A future water crisis

Expanding cities are sucking up ever more water, exacerbating the effect of climate change and threatening to create a "dusty and deserted" rural hinterland, scientists said.

They identified more than 100 projects - be it pipelines or dams - that had diverted water into 69 cities, supporting the needs of 383 million people, mainly in North America and Asia. In many cases, water reallocation benefited cities to the detriment of rural populations, often causing protests from farmers whose taps ran dry, the study said.

Researchers calculated that globally at least 16 billion cubic meters of water - almost the annual flow of the Colorado River in the United States - were pumped out of the countryside into cities every year.
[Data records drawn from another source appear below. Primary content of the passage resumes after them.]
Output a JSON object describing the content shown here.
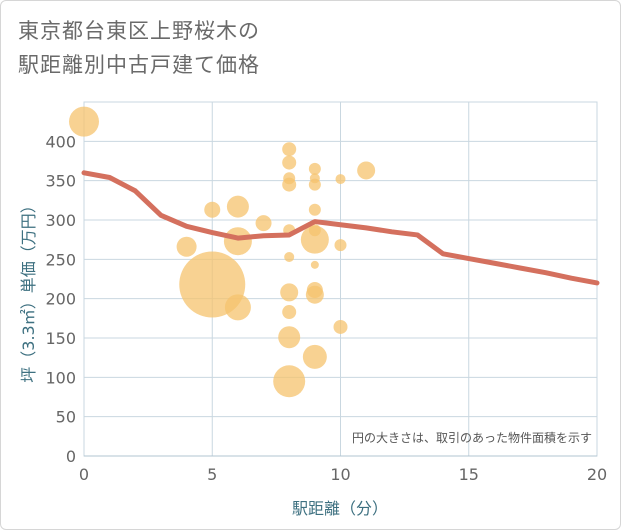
{
  "chart_data": {
    "type": "scatter",
    "title_lines": [
      "東京都台東区上野桜木の",
      "駅距離別中古戸建て価格"
    ],
    "xlabel": "駅距離（分）",
    "ylabel": "坪（3.3㎡）単価（万円）",
    "note": "円の大きさは、取引のあった物件面積を示す",
    "xlim": [
      0,
      20
    ],
    "ylim": [
      0,
      450
    ],
    "x_ticks": [
      0,
      5,
      10,
      15,
      20
    ],
    "y_ticks": [
      0,
      50,
      100,
      150,
      200,
      250,
      300,
      350,
      400
    ],
    "grid": true,
    "colors": {
      "bubble": "#f5c36e",
      "line": "#d4705e",
      "grid": "#c9d7e0",
      "axis": "#b0c4d0"
    },
    "points": [
      {
        "x": 0,
        "y": 425,
        "size": 15
      },
      {
        "x": 5,
        "y": 218,
        "size": 33
      },
      {
        "x": 5,
        "y": 313,
        "size": 8
      },
      {
        "x": 4,
        "y": 266,
        "size": 10
      },
      {
        "x": 6,
        "y": 317,
        "size": 11
      },
      {
        "x": 6,
        "y": 273,
        "size": 14
      },
      {
        "x": 6,
        "y": 189,
        "size": 13
      },
      {
        "x": 7,
        "y": 296,
        "size": 8
      },
      {
        "x": 8,
        "y": 390,
        "size": 7
      },
      {
        "x": 8,
        "y": 373,
        "size": 7
      },
      {
        "x": 8,
        "y": 353,
        "size": 6
      },
      {
        "x": 8,
        "y": 345,
        "size": 7
      },
      {
        "x": 8,
        "y": 287,
        "size": 6
      },
      {
        "x": 8,
        "y": 253,
        "size": 5
      },
      {
        "x": 8,
        "y": 208,
        "size": 9
      },
      {
        "x": 8,
        "y": 183,
        "size": 7
      },
      {
        "x": 8,
        "y": 151,
        "size": 11
      },
      {
        "x": 8,
        "y": 95,
        "size": 16
      },
      {
        "x": 9,
        "y": 365,
        "size": 6
      },
      {
        "x": 9,
        "y": 353,
        "size": 5
      },
      {
        "x": 9,
        "y": 345,
        "size": 6
      },
      {
        "x": 9,
        "y": 313,
        "size": 6
      },
      {
        "x": 9,
        "y": 287,
        "size": 6
      },
      {
        "x": 9,
        "y": 275,
        "size": 14
      },
      {
        "x": 9,
        "y": 243,
        "size": 4
      },
      {
        "x": 9,
        "y": 211,
        "size": 8
      },
      {
        "x": 9,
        "y": 205,
        "size": 9
      },
      {
        "x": 9,
        "y": 126,
        "size": 12
      },
      {
        "x": 10,
        "y": 352,
        "size": 5
      },
      {
        "x": 10,
        "y": 268,
        "size": 6
      },
      {
        "x": 10,
        "y": 164,
        "size": 7
      },
      {
        "x": 11,
        "y": 363,
        "size": 9
      }
    ],
    "trend": {
      "x": [
        0,
        1,
        2,
        3,
        4,
        5,
        6,
        7,
        8,
        9,
        10,
        11,
        12,
        13,
        14,
        15,
        16,
        17,
        18,
        19,
        20
      ],
      "y": [
        360,
        354,
        337,
        306,
        292,
        284,
        277,
        280,
        281,
        298,
        294,
        290,
        285,
        281,
        257,
        251,
        245,
        239,
        233,
        226,
        220
      ]
    }
  }
}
The figure is the tip of the iceberg of a global problem that is bound to worsen. The United Nations is estimating 2.5 billion more people will move into cities by 2050.

"Urbanisation is increasing competition between cities and agriculture," lead author Dustin Garrick, of the University of Oxford's Smith School of Enterprise and the Environment, told the Thomson Reuters Foundation. "It's a significant problem already and it is likely to grow," he said. Garrick explained the world was "woefully underprepared" due to a lack of data, particularly in South America and Africa.
With global warming due to worsen droughts and other extreme weather, tensions are set to deepen, said Mbaye Mbeguere, senior water, sanitation and hygiene manager at charity WaterAid.
Cate Lamb, director of water security at the Carbon Disclosure Project, a non-profit environmental research group, said the study showed the world was poorly managing one of its most vital resources. "Water is a finite resource for which there are no alternatives," she said. "It's time to get serious about it".